The IoT and Digital twins categories do, however, represent breakthrough innovations. The Digital twins solutions actually include IoT as they are based on sensor data, but they are both in early conceptual stages and will also require significant additional costs for owners and for the construction companies. These circumstances will only allow to use the IoT and Digital twins on very few construction projects.

The only other solution, we are aware of, is, however, based on a different, simple consideration that every change occurs before the eyes of a worker or a machine ⁽²⁵⁾. All changes are constantly perceived and as-built model continuously updated during the construction process, instead of periodical scanning of the whole building under construction. Low precision 3D scanning devices, which are closely observing active workplaces, are sufficient for correct identification of the built elements. Such scanning devices are small enough to fit onto workers’ protective helmets and on the applied machinery. In this way, workers capture all workplaces inside and outside of the building in real time. The built in mobile processing unit analyses each point cloud frame to identify as-designed building elements within the point cloud, then sends the element identifiers to a server. The server collects all identified already built elements and compares the 4D as-built digital model and the 4D as-designed model to identify differences between both models and thus the deviations from the time schedule. The differences are reported in near real-time, which enables efficient project management. The used technological components are simple and the system economically and technically feasible with a wearable device not exceeding 100€ per helmet.

The case study is showing that almost all innovations in the observed problem area are technology driven, meaning that innovators did not look beyond the linear development, but just added technology to improve the process. Solutions based on computer vision as well as those based on 3D scanning require additional work and equipment for taking photographs, videos or 3D scans, or they require special drones for the same task. Except additional costs this will also introduce disruptions of the construction process. If performed during night, other problems occur (e.g. additional workforce, sophisticated drones / robots etc.).

Solutions based on IoT seem better integrated into the construction process, but they require all elements of the building, including the smallest among them (e.g. parts of electrical installations) to become smart elements. It is quite questionable whether such approach will become feasible in a foreseeable future. The same concern applies to solutions based on digital twins.

The fact is that so far investors and construction companies are still waiting for a feasible solution of automated construction progress monitoring system. It is acceptable that economical aspects and effectiveness are not a priority with experimental solutions, it is, however, our view that all aspects of an innovative solution shall be considered from the very early stage of design.
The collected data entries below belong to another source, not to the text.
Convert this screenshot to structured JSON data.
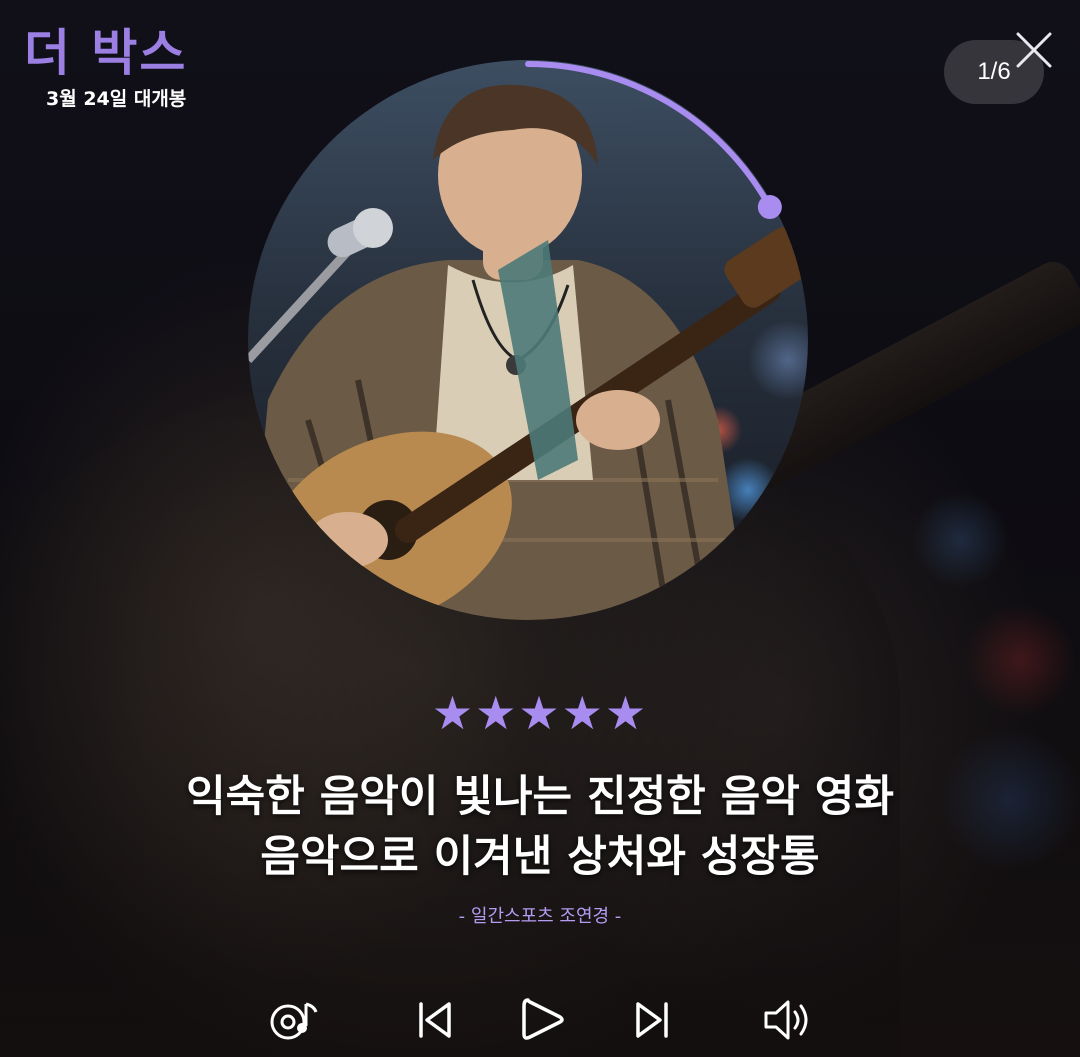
{
  "poster": {
    "title": "더 박스",
    "release": "3월 24일 대개봉"
  },
  "viewer": {
    "counter": "1/6",
    "progress_fraction": 0.17
  },
  "review": {
    "stars": "★★★★★",
    "rating": 5,
    "line1": "익숙한 음악이 빛나는 진정한 음악 영화",
    "line2": "음악으로 이겨낸 상처와 성장통",
    "source": "- 일간스포츠 조연경 -"
  },
  "controls": {
    "icons": [
      "music-disc-icon",
      "previous-track-icon",
      "play-icon",
      "next-track-icon",
      "volume-icon"
    ]
  },
  "colors": {
    "accent": "#a98cf0",
    "title": "#9c7fe3"
  }
}
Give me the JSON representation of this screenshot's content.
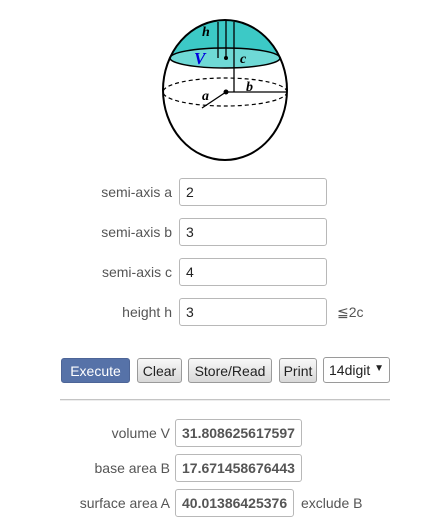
{
  "figure": {
    "label_h": "h",
    "label_V": "V",
    "label_c": "c",
    "label_a": "a",
    "label_b": "b"
  },
  "inputs": [
    {
      "label": "semi-axis a",
      "value": "2"
    },
    {
      "label": "semi-axis b",
      "value": "3"
    },
    {
      "label": "semi-axis c",
      "value": "4"
    },
    {
      "label": "height h",
      "value": "3",
      "suffix": "≦2c"
    }
  ],
  "buttons": {
    "execute": "Execute",
    "clear": "Clear",
    "store_read": "Store/Read",
    "print": "Print"
  },
  "digits_select": "14digit",
  "outputs": [
    {
      "label": "volume V",
      "value": "31.808625617597"
    },
    {
      "label": "base area B",
      "value": "17.671458676443"
    },
    {
      "label": "surface area A",
      "value": "40.01386425376",
      "suffix": "exclude B"
    }
  ],
  "colors": {
    "cap_fill": "#3cc9c6",
    "execute_button": "#5672a8",
    "label_V": "#0000dd"
  }
}
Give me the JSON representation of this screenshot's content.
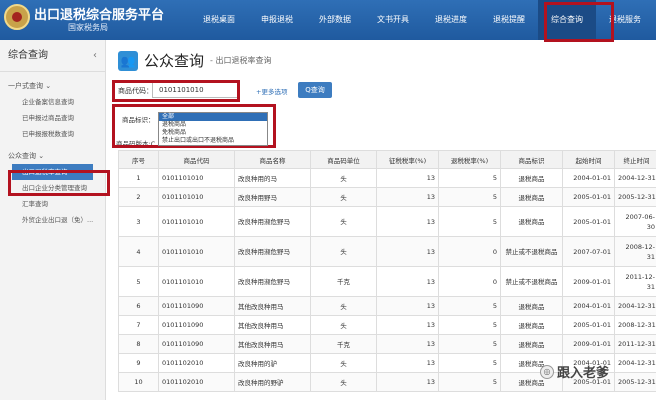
{
  "header": {
    "title": "出口退税综合服务平台",
    "subtitle": "国家税务局",
    "nav": [
      "退税桌面",
      "申报退税",
      "外部数据",
      "文书开具",
      "退税进度",
      "退税提醒",
      "综合查询",
      "退税服务"
    ]
  },
  "sidebar": {
    "title": "综合查询",
    "groups": [
      {
        "label": "一户式查询 ⌄",
        "items": [
          "企业备案信息查询",
          "已申报过商品查询",
          "已申报报税数查询"
        ]
      },
      {
        "label": "公众查询 ⌄",
        "items": [
          "出口退税率查询",
          "出口企业分类管理查询",
          "汇率查询",
          "外贸企业出口退（免）..."
        ]
      }
    ]
  },
  "page": {
    "title": "公众查询",
    "subtitle": "- 出口退税率查询",
    "code_label": "商品代码：",
    "code_value": "0101101010",
    "more_link": "+更多选项",
    "query_button": "Q查询",
    "mark_label": "商品标识：",
    "mark_options": [
      "全部",
      "退税商品",
      "免税商品",
      "禁止出口或出口不退税商品"
    ],
    "version_label": "商品码版本:C"
  },
  "table": {
    "headers": [
      "序号",
      "商品代码",
      "商品名称",
      "商品码单位",
      "征税税率(%)",
      "退税税率(%)",
      "商品标识",
      "起始时间",
      "终止时间"
    ],
    "rows": [
      [
        "1",
        "0101101010",
        "改良种用的马",
        "头",
        "13",
        "5",
        "退税商品",
        "2004-01-01",
        "2004-12-31"
      ],
      [
        "2",
        "0101101010",
        "改良种用野马",
        "头",
        "13",
        "5",
        "退税商品",
        "2005-01-01",
        "2005-12-31"
      ],
      [
        "3",
        "0101101010",
        "改良种用濒危野马",
        "头",
        "13",
        "5",
        "退税商品",
        "2005-01-01",
        "2007-06-30"
      ],
      [
        "4",
        "0101101010",
        "改良种用濒危野马",
        "头",
        "13",
        "0",
        "禁止或不退税商品",
        "2007-07-01",
        "2008-12-31"
      ],
      [
        "5",
        "0101101010",
        "改良种用濒危野马",
        "千克",
        "13",
        "0",
        "禁止或不退税商品",
        "2009-01-01",
        "2011-12-31"
      ],
      [
        "6",
        "0101101090",
        "其他改良种用马",
        "头",
        "13",
        "5",
        "退税商品",
        "2004-01-01",
        "2004-12-31"
      ],
      [
        "7",
        "0101101090",
        "其他改良种用马",
        "头",
        "13",
        "5",
        "退税商品",
        "2005-01-01",
        "2008-12-31"
      ],
      [
        "8",
        "0101101090",
        "其他改良种用马",
        "千克",
        "13",
        "5",
        "退税商品",
        "2009-01-01",
        "2011-12-31"
      ],
      [
        "9",
        "0101102010",
        "改良种用的驴",
        "头",
        "13",
        "5",
        "退税商品",
        "2004-01-01",
        "2004-12-31"
      ],
      [
        "10",
        "0101102010",
        "改良种用的野驴",
        "头",
        "13",
        "5",
        "退税商品",
        "2005-01-01",
        "2005-12-31"
      ]
    ]
  },
  "watermark": "跟入老爹"
}
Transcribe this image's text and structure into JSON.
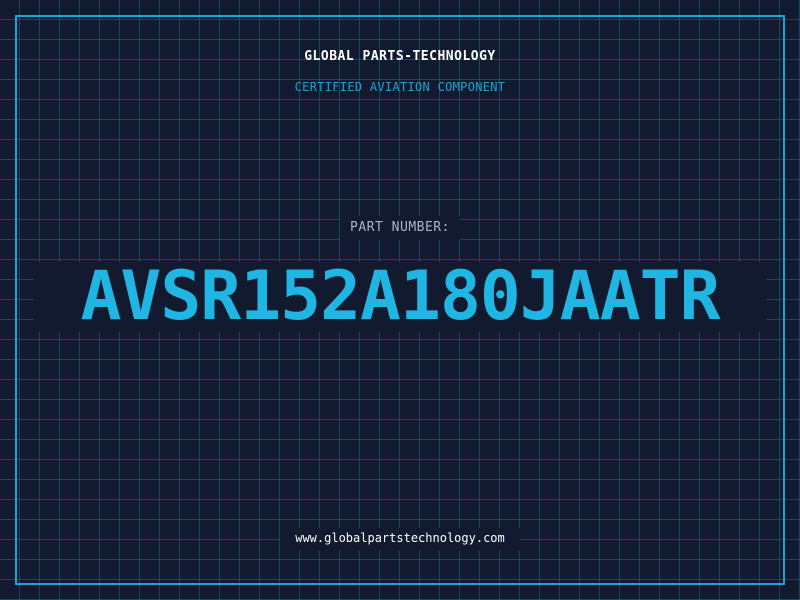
{
  "header": {
    "company_name": "GLOBAL PARTS-TECHNOLOGY",
    "subtitle": "CERTIFIED AVIATION COMPONENT"
  },
  "part": {
    "label": "PART NUMBER:",
    "number": "AVSR152A180JAATR"
  },
  "footer": {
    "website": "www.globalpartstechnology.com"
  },
  "colors": {
    "background": "#111a2e",
    "grid": "#1f6884",
    "accent": "#1aa3d4",
    "part_number": "#1fb6e3",
    "label": "#aab4c4",
    "text": "#ffffff"
  }
}
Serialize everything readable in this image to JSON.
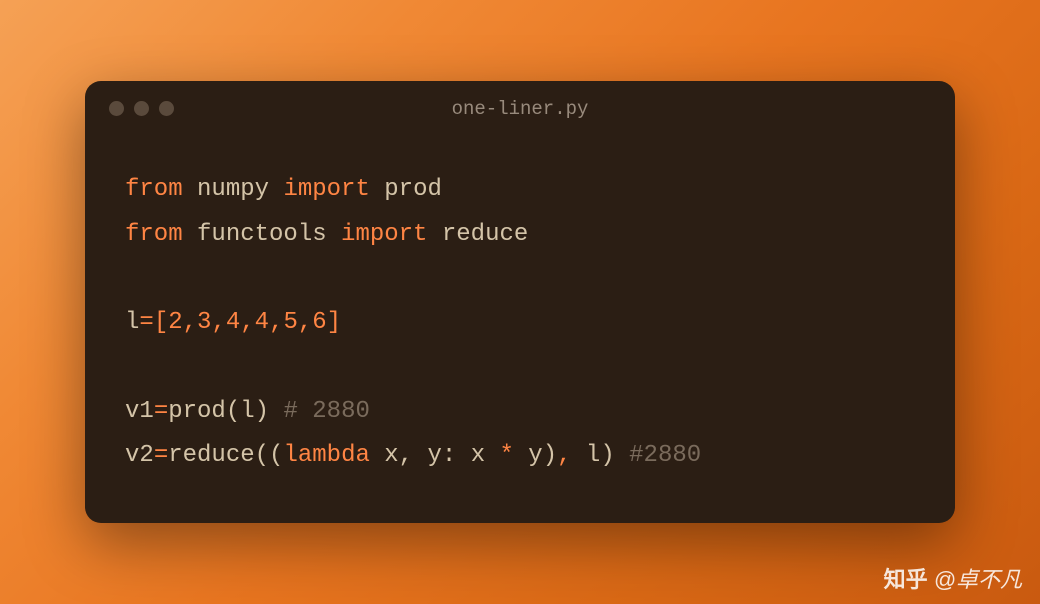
{
  "window": {
    "title": "one-liner.py"
  },
  "code": {
    "line1": {
      "from": "from",
      "module1": "numpy",
      "import": "import",
      "name1": "prod"
    },
    "line2": {
      "from": "from",
      "module2": "functools",
      "import": "import",
      "name2": "reduce"
    },
    "line4": {
      "var": "l",
      "eq": "=",
      "lbracket": "[",
      "n1": "2",
      "c1": ",",
      "n2": "3",
      "c2": ",",
      "n3": "4",
      "c3": ",",
      "n4": "4",
      "c4": ",",
      "n5": "5",
      "c5": ",",
      "n6": "6",
      "rbracket": "]"
    },
    "line6": {
      "var": "v1",
      "eq": "=",
      "fn": "prod",
      "lp": "(",
      "arg": "l",
      "rp": ")",
      "comment": "# 2880"
    },
    "line7": {
      "var": "v2",
      "eq": "=",
      "fn": "reduce",
      "lp1": "(",
      "lp2": "(",
      "lambda": "lambda",
      "params": " x, y: x ",
      "star": "*",
      "y": " y",
      "rp1": ")",
      "comma": ",",
      "arg": " l",
      "rp2": ")",
      "comment": "#2880"
    }
  },
  "watermark": {
    "logo": "知乎",
    "text": "@卓不凡"
  }
}
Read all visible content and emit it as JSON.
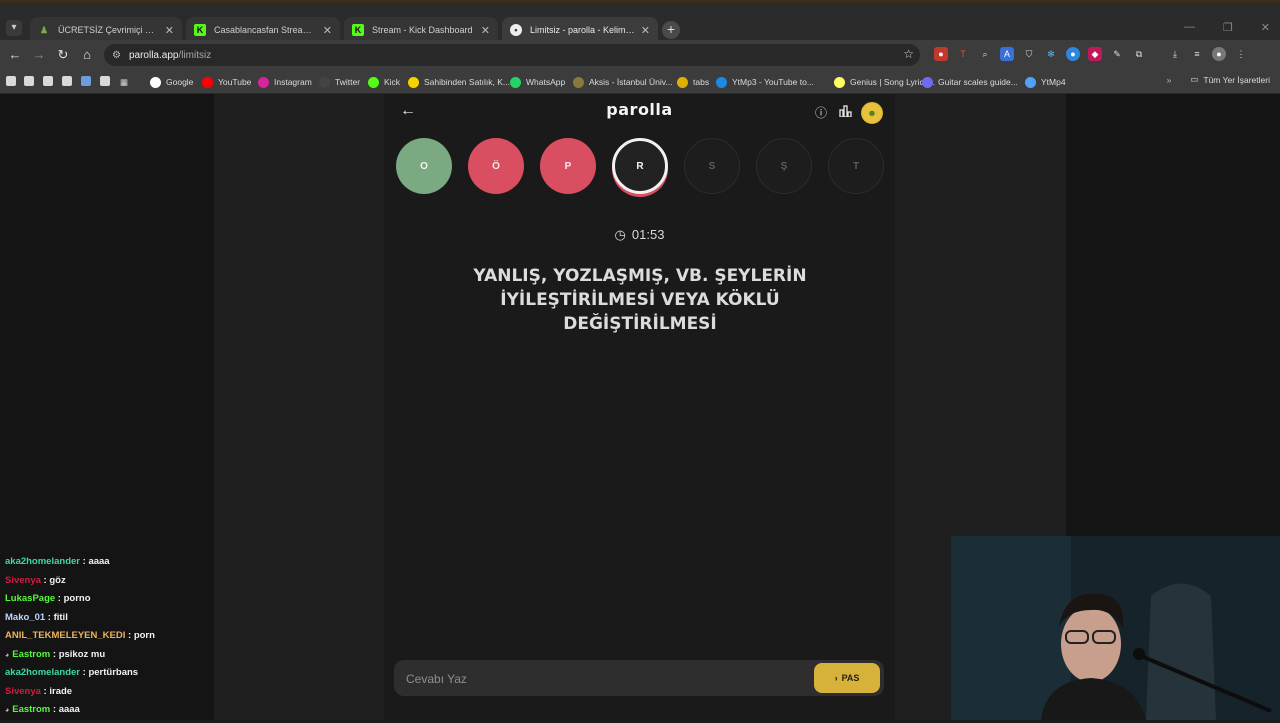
{
  "browser": {
    "tabs": [
      {
        "title": "ÜCRETSİZ Çevrimiçi Satranç Oy...",
        "close": "✕",
        "favicon": "chess-pawn-icon",
        "active": false
      },
      {
        "title": "Casablancasfan Stream - Watch...",
        "close": "✕",
        "favicon": "kick-icon",
        "active": false
      },
      {
        "title": "Stream - Kick Dashboard",
        "close": "✕",
        "favicon": "kick-icon",
        "active": false
      },
      {
        "title": "Limitsiz - parolla - Kelime oyun...",
        "close": "✕",
        "favicon": "parolla-icon",
        "active": true
      }
    ],
    "url_host": "parolla.app",
    "url_path": "/limitsiz",
    "bookmarks": [
      {
        "label": "Google",
        "color": "#ffffff"
      },
      {
        "label": "YouTube",
        "color": "#ff0000"
      },
      {
        "label": "Instagram",
        "color": "#d6249f"
      },
      {
        "label": "Twitter",
        "color": "#444444"
      },
      {
        "label": "Kick",
        "color": "#53fc18"
      },
      {
        "label": "Sahibinden Satılık, K...",
        "color": "#f7d200"
      },
      {
        "label": "WhatsApp",
        "color": "#25d366"
      },
      {
        "label": "Aksis - İstanbul Üniv...",
        "color": "#8a7a3a"
      },
      {
        "label": "tabs",
        "color": "#e0b000"
      },
      {
        "label": "YtMp3 - YouTube to...",
        "color": "#1e88e5"
      },
      {
        "label": "Genius | Song Lyrics...",
        "color": "#ffff64"
      },
      {
        "label": "Guitar scales guide...",
        "color": "#6c6cf0"
      },
      {
        "label": "YtMp4",
        "color": "#4fa3ff"
      }
    ],
    "all_bookmarks": "Tüm Yer İşaretleri"
  },
  "app": {
    "logo": "parolla",
    "letters": [
      {
        "char": "O",
        "state": "correct"
      },
      {
        "char": "Ö",
        "state": "wrong"
      },
      {
        "char": "P",
        "state": "wrong"
      },
      {
        "char": "R",
        "state": "current"
      },
      {
        "char": "S",
        "state": "pending"
      },
      {
        "char": "Ş",
        "state": "pending"
      },
      {
        "char": "T",
        "state": "pending"
      }
    ],
    "timer": "01:53",
    "question": "YANLIŞ, YOZLAŞMIŞ, VB. ŞEYLERİN İYİLEŞTİRİLMESİ VEYA KÖKLÜ DEĞİŞTİRİLMESİ",
    "answer_placeholder": "Cevabı Yaz",
    "pass_label": "PAS",
    "colors": {
      "correct": "#7aa982",
      "wrong": "#d94e60",
      "pass": "#d7b23a"
    }
  },
  "chat": [
    {
      "user": "aka2homelander",
      "msg": "aaaa",
      "color": "#3fd7a0",
      "badge": false
    },
    {
      "user": "Sivenya",
      "msg": "göz",
      "color": "#d11d3f",
      "badge": false
    },
    {
      "user": "LukasPage",
      "msg": "porno",
      "color": "#57f83c",
      "badge": false
    },
    {
      "user": "Mako_01",
      "msg": "fitil",
      "color": "#bcd7ff",
      "badge": false
    },
    {
      "user": "ANIL_TEKMELEYEN_KEDI",
      "msg": "porn",
      "color": "#f0b35a",
      "badge": false
    },
    {
      "user": "Eastrom",
      "msg": "psikoz mu",
      "color": "#57f83c",
      "badge": true
    },
    {
      "user": "aka2homelander",
      "msg": "pertürbans",
      "color": "#3fd7a0",
      "badge": false
    },
    {
      "user": "Sivenya",
      "msg": "irade",
      "color": "#d11d3f",
      "badge": false
    },
    {
      "user": "Eastrom",
      "msg": "aaaa",
      "color": "#57f83c",
      "badge": true
    }
  ]
}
The solution proposed by Pučko et al. introduces no disruption on the construction process, no additional work, and little additional costs ⁽²⁶⁾. There are, however, other kind of problems. Although it is supported by the university innovation office as well as by an international technology hub, it cannot get enough financial support for a breakthrough. At the end it would not be the only good innovation to die for lack of support. An open mind, which can look beyond obvious solutions, is a requirement, but not the only one for an innovation to become transformative. For an innovation breakthrough, all aspects must match.